Legal and Economic Implications of Badgers/Engrossers
Letwin explains the purpose of the statute of 1552 and its refinements/amendments over time.
"The major objective of laws against forestalling was to keep food prices low. Such laws fit very neatly into the more general price-fixing program administered by medieval, and, later, mercantilist governments. Local authorities of manors, cities, and guilds had customary rights to control food prices; kings issued proclamations and parliaments passed statutes for the same end; all these are implicitly confirmed in a statute of 1533 which gave certain members of the Privy Council as well the right to set 'reasonable prices' of 'cheese, butter, capons, hens, chickens, and other victuals necessary for man's sustenance.' The work of surveillance would be much easier if all sales were made publicly in the market, and so forestalling and engrossing, means of evading the market, were seen as attempts to evade price controls," p. 369.
But, as Letwin goes on to argue, it wasn't simply the government that had interests in preventing these practices. The merchants did, too. What was granted them by the crown was not simply a chance to sell their goods but an exclusive right to do so. The owners of markets had an interest, quite naturally, in protecting their exclusive rights, because some of them had the right to charge toll on certain goods sold in the market as well as taxes on stalls set up in the market. If you hindered sellers from coming to market, you not only deprived the ones who were "playing by the rules" of a cut of the profits but also of facility rents. As one early case alleged, against certain forestallers, he had thereby "lost stallage, terrage, and cottage, etc., wrongfully and to his damage."**
[**These words are interesting. Stallage is clear--the tax on a "stall." Terrage is said to be of uncertain meaning in the OED, but would most logically be the tax for setting up on the "ground" (terra), as "cottage" might be to set up in an enclosed area. But, if any of my readers have more specific information on these taxes, please let me know. Other documents talk about fees for "terrage and pickage." The latter suggests something that pierces or breaks the ground, which has led the OED to surmise that "terrage" is a tax for placing your goods on the earth, without breaking the ground.]

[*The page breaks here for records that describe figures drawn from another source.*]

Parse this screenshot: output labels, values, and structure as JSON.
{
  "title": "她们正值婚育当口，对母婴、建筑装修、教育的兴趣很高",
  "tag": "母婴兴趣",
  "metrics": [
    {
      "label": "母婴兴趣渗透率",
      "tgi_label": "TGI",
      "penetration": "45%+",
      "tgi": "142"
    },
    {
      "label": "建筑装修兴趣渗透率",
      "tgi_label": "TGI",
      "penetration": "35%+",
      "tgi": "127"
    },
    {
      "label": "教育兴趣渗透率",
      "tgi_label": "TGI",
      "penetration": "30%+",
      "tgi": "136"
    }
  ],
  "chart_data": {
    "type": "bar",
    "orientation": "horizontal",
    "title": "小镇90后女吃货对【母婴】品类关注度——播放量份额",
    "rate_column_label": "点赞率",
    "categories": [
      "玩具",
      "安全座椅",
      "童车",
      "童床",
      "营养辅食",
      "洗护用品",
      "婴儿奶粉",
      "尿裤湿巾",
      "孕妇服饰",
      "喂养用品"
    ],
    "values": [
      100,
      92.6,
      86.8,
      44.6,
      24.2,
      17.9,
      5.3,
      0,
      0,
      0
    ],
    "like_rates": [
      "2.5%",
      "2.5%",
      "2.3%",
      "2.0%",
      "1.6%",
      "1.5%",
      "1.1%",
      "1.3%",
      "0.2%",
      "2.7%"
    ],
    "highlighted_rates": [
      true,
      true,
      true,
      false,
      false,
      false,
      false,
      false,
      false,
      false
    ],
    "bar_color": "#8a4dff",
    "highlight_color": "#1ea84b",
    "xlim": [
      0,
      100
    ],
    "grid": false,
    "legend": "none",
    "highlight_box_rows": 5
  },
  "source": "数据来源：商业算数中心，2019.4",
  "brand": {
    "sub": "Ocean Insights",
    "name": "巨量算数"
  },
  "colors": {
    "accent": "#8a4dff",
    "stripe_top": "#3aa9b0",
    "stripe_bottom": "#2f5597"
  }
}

Conclusion--The Death of Forestalling, etc.
As I pointed out earlier, the realities of free-market economics began to triumph over this protective system by the middle of the 18th century. Though a statute repealed the bans on forestalling, regrating and engrossing in 1772, a parliamentary report before that time laid out the reasons why prohibitions of such activities actually made prices more expensive (Letwin, 371-72). Edmund Burke was behind the legislation that passed in 1772. With the passage of the law, free trade appeared to triumph, though a few more prosecutions and convictions for common law (and not statutory) forestalling, convinced Parliament that they had to, once and for all, bury this part of their common law history. Finally, then, in the early days of Queen Victoria (1844), Parliament passed a statute doing away with the law against forestalling. All of this, then, was dead and buried before the Sherman Act (1890) was even a glint in Senator Sherman's eyes (who was just a boy in 1844).
A knowledge of these terms opens our eyes into a powerful reality that for several hundred years defined the economic contours of Britain's economy. And still, even after these essays, we have only scratched the surface of the phenomena here described.